ANMerge and the underlying data are available under https://doi.org/10.7303/syn22252881. To ensure data privacy, a straight-forward data access application has to be completed. During this access application, researchers are asked to 1) register a Synapse account, 2) have all collaborators who will access the data sign a data use certificate (DUC), 3) provide a brief research proposal (1–3 paragraphs), and 4) agree that the appropriate citation of ANMerge will be used. By signing the DUC, applicants confirm that the planned study underwent ethical review. If successful, access approval is granted within approximately 14 days.

DISCUSSION

In this work, we presented ANMerge, a longitudinal multimodal AD cohort dataset that we made accessible to the research community. Since the most time-consuming part about data analysis is often the preprocessing of data, we believe that the cumulative time save, achieved by sharing readily preprocessed datasets, can lead to faster global scientific advancement. Additionally, by describing the characteristics of the dataset in detail, we aim to enable researchers to evaluate on first sight if ANMerge is suited for their analysis.

Establishing reliable results through external validation on independent cohorts is of utmost importance, especially when dealing with high complex diseases like AD. Up to date, and to the best of our knowledge, the vast majority of data-driven appro-aches in AD relied solely on ADNI data. To validate discoveries made in ADNI on other datasets, a high overlap in measured variables is a prerequisite. Previously, we could demonstrate that despite evident differences to ADNI, ANMerge is a viable validation dataset [22].

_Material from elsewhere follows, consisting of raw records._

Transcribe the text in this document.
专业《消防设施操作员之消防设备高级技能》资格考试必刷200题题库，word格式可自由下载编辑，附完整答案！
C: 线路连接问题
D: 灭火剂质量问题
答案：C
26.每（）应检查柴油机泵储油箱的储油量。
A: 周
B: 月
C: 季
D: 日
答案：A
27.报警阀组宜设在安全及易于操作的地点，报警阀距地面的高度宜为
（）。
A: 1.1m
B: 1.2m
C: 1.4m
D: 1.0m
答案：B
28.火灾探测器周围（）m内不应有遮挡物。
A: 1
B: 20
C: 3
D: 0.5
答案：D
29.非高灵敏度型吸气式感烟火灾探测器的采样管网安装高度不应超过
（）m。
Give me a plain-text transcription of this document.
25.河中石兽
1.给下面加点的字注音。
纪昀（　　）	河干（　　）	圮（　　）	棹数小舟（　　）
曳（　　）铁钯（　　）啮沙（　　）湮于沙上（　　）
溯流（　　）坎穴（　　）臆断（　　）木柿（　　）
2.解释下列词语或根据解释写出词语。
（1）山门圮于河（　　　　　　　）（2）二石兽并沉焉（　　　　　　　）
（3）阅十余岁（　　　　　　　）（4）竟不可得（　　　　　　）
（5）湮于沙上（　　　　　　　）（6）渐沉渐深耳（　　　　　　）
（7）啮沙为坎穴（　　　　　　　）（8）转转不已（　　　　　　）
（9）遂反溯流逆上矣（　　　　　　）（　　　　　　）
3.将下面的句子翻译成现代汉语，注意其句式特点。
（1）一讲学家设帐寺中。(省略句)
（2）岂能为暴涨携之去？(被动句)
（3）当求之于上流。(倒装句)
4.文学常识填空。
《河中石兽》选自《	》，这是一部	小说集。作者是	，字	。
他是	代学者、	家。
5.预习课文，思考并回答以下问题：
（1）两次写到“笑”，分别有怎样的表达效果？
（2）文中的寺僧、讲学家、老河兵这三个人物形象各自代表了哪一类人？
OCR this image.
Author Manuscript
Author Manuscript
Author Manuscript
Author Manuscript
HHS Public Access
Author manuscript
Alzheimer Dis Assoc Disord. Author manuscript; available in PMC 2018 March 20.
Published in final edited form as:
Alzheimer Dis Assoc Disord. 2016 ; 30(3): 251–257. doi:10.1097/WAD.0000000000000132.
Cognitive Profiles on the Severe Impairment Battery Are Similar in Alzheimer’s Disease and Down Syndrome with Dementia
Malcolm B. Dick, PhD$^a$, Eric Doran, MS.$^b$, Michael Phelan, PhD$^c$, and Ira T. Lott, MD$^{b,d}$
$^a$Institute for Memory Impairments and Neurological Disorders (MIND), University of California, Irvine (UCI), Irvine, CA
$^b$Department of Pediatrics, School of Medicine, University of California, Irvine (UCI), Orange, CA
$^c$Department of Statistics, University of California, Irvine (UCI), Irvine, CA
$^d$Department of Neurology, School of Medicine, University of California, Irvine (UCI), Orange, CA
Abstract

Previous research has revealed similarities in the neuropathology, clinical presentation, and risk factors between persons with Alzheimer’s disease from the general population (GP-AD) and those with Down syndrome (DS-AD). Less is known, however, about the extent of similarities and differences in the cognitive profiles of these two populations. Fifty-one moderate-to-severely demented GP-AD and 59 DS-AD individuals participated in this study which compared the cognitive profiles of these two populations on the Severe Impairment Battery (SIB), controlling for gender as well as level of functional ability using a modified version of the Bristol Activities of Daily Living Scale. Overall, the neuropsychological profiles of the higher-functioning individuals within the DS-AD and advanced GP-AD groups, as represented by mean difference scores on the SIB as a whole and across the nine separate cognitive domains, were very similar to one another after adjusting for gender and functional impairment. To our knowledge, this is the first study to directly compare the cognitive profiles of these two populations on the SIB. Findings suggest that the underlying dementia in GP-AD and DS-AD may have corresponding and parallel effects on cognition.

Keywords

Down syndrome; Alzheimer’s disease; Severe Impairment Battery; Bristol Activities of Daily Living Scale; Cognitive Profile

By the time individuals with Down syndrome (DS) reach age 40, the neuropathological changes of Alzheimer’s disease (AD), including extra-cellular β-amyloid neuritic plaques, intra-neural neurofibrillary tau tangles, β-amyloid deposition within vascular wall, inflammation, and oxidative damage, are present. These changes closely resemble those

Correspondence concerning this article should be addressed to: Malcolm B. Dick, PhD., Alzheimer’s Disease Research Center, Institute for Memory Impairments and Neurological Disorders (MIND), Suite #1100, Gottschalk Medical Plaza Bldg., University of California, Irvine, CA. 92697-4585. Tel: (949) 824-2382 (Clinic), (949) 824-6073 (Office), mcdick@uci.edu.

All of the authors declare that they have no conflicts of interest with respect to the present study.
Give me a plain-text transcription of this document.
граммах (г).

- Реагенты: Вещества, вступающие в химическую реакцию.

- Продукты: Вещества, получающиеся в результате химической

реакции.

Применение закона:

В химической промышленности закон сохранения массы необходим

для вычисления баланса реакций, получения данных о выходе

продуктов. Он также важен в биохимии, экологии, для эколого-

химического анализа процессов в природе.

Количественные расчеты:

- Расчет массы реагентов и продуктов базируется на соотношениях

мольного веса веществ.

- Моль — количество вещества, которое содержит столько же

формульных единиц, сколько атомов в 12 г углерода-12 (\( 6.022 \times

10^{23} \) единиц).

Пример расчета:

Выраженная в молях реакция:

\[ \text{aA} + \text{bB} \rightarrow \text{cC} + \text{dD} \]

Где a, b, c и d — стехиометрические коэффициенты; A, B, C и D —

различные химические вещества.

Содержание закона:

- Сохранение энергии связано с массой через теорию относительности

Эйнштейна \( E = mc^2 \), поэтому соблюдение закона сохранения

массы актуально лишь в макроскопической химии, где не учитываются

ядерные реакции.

Providing clean, preprocessed datasets is a key prerequisite to enable any data-driven AD research. However, small cohort studies, for example conducted in single hospitals, often lack the resources to provide such readily preprocessed data. In an era where data re-use beyond the initial study itself becomes increasingly important, we believe that adequate data preprocessing and sharing should resemble a planned position in the initial funding proposal for all cohort studies.

Limitations

While AddNeuroMed collected a valuable dataset, it still has some noteworthy limitations. The main limitation of the data is that the amyloid status of participants is unknown. No positron emission tomography (PET) imaging was performed and cerebrospinal fluid markers were not assessed. This difference to the ADNI data could partially explain the comparably lower number of citations of the original AddNeuroMed data.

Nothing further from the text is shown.